Deputies in the parliament on Thursday (25 July) adopted a new tax code and included an amendment that wraps up the details of a controversial plan to put thousands of civil servants into a “redeployment” scheme.
The move means that 4,200 public sector employees can be put in the programme by the end of the month.
Athens is due to receive €5.8 billion, reports Reuters.
This includes €2.5 billion from the eurozone’s “EFSF” rescue fund, €1.5 billion in bond profit returns from eurozone central banks and a further €1.8 billion from the International Monetary Fund (IMF).

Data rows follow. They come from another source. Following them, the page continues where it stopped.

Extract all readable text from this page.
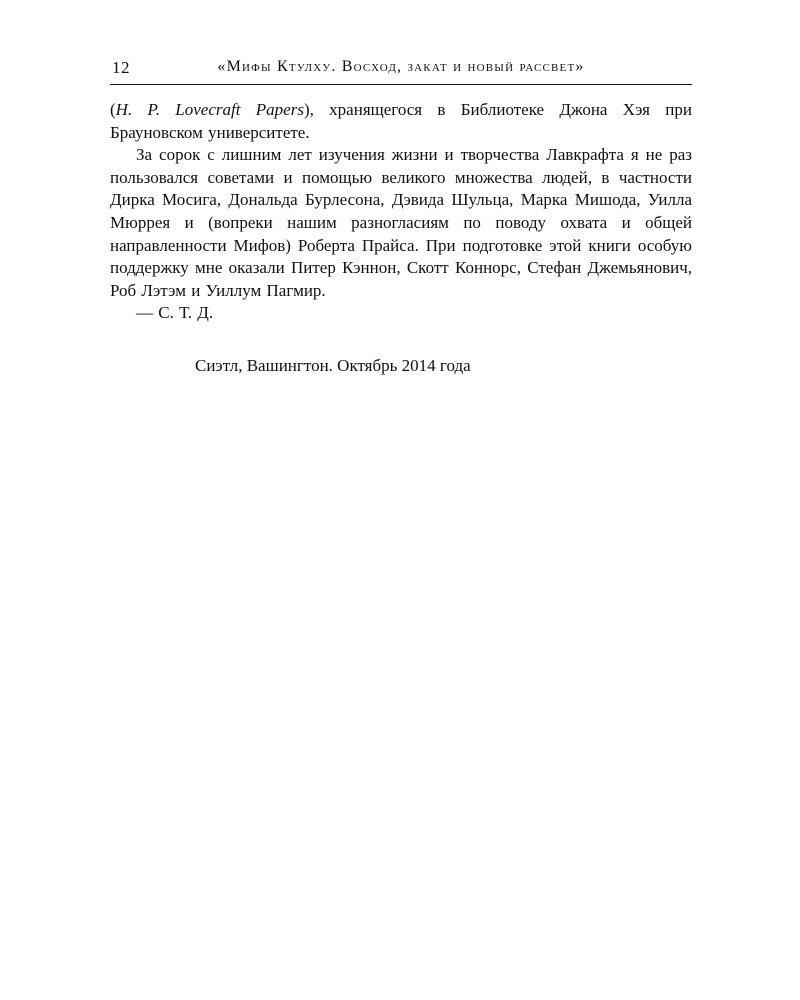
12	«Мифы Ктулху. Восход, закат и новый рассвет»

(H. P. Lovecraft Papers), хранящегося в Библиотеке Джона Хэя при Брауновском университете.

За сорок с лишним лет изучения жизни и творчества Лавкрафта я не раз пользовался советами и помощью великого множества людей, в частности Дирка Мосига, Дональда Бурлесона, Дэвида Шульца, Марка Мишода, Уилла Мюррея и (вопреки нашим разногласиям по поводу охвата и общей направленности Мифов) Роберта Прайса. При подготовке этой книги особую поддержку мне оказали Питер Кэннон, Скотт Коннорс, Стефан Джемьянович, Роб Лэтэм и Уиллум Пагмир.

— С. Т. Д.

Сиэтл, Вашингтон. Октябрь 2014 года
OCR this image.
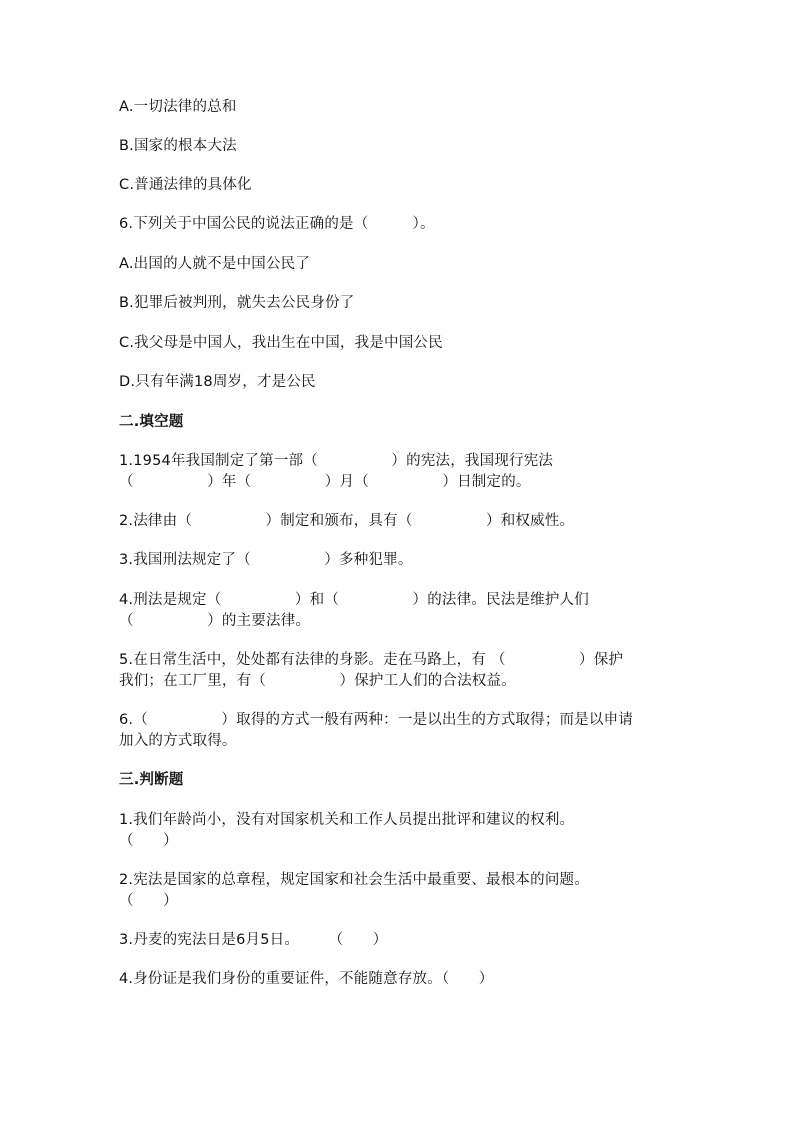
A.一切法律的总和
B.国家的根本大法
C.普通法律的具体化
6.下列关于中国公民的说法正确的是（　　　）。
A.出国的人就不是中国公民了
B.犯罪后被判刑，就失去公民身份了
C.我父母是中国人，我出生在中国，我是中国公民
D.只有年满18周岁，才是公民
二.填空题
1.1954年我国制定了第一部（　　　　　）的宪法，我国现行宪法
（　　　　　）年（　　　　　）月（　　　　　）日制定的。
2.法律由（　　　　　）制定和颁布，具有（　　　　　）和权威性。
3.我国刑法规定了（　　　　　）多种犯罪。
4.刑法是规定（　　　　　）和（　　　　　）的法律。民法是维护人们
（　　　　　）的主要法律。
5.在日常生活中，处处都有法律的身影。走在马路上，有 （　　　　　）保护
我们；在工厂里，有（　　　　　）保护工人们的合法权益。
6.（　　　　　）取得的方式一般有两种：一是以出生的方式取得；而是以申请
加入的方式取得。
三.判断题
1.我们年龄尚小，没有对国家机关和工作人员提出批评和建议的权利。
（　　）
2.宪法是国家的总章程，规定国家和社会生活中最重要、最根本的问题。
（　　）
3.丹麦的宪法日是6月5日。　　　（　　）
4.身份证是我们身份的重要证件，不能随意存放。（　　）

The country has been negotiating the details of this latest tranche for almost two months. Tensions reached a high point last month in Greece when Prime Minister Antonis Samaras announced he was shutting down public broadcaster ERT in a bid to meet promised job cuts in the public sector.
Greece’s EU lenders maintained the pressure to make the public sectors cuts until the end with Germany on Wednesday still saying that Athens had to undertake some “outstanding” measures.
The parliament vote on Thursday means that eurozone officials can approve the €2.5 billion tranche on Friday before expected approval by the German Bundestag on Monday.
However, Greek daily Kathimerini reports that more than half of the money will go straight back to lenders.
Around €2.26 billion is to be put aside to pay for maturing bonds held by the European Central Bank and national central banks, said the Greek newspaper.